[The Audacious War by Clarence W. Barron]@TWC D-Link bookThe Audacious War CHAPTER XVI 4/10
Every nation in the world has an interest in the gold supply and the gold reserve in bank throughout the world. There are those in England who still believe that this war will be the supreme test of the gold monometallic base for money and banking. There is no thought as yet that Germany, if driven off the gold base, will seek a silver base.
It has always been declared by the bimetallists that the successor of gold monometallism will be paper, and Germany is expected to go upon a paper rather than a silver basis. In exchange operations German paper is about 8 per cent discount, but exporting gold or buying or selling gold at a premium is by law forbidden.
All are penal offenses. England can stand upon a gold basis because she commands the gold promises to pay, but in war time she can threaten the stability of the monetary systems of many countries.

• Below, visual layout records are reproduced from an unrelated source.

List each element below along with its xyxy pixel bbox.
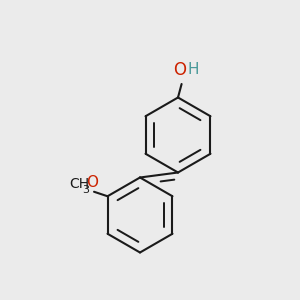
Text: O: O xyxy=(86,175,98,190)
Text: O: O xyxy=(173,61,186,80)
Text: H: H xyxy=(187,62,199,77)
Text: 3: 3 xyxy=(82,185,89,195)
Text: CH: CH xyxy=(69,177,89,191)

The United States saved its gold base by closing the Stock Exchange, but the South American countries were quickly in distress for gold. To put India on a gold basis a few years ago, a tax was levied on Indian silver imports with the result that India has absorbed $400,000,000 in gold from England in the last five or six years, and where payments to India were formerly one-quarter gold and three-quarters silver, they are now one-quarter silver and three-quarters gold. All these matters are being sharply watched by the English economists. A fifth lesson we may draw from the war is the necessity for a larger official representation abroad.
It was fortunate that before the outbreak of the war the American embassy in London had been moved to larger quarters by the gardens west of Buckingham Palace. The strain that was thrown upon that embassy for information, passports, transportation, etc., was something terrific.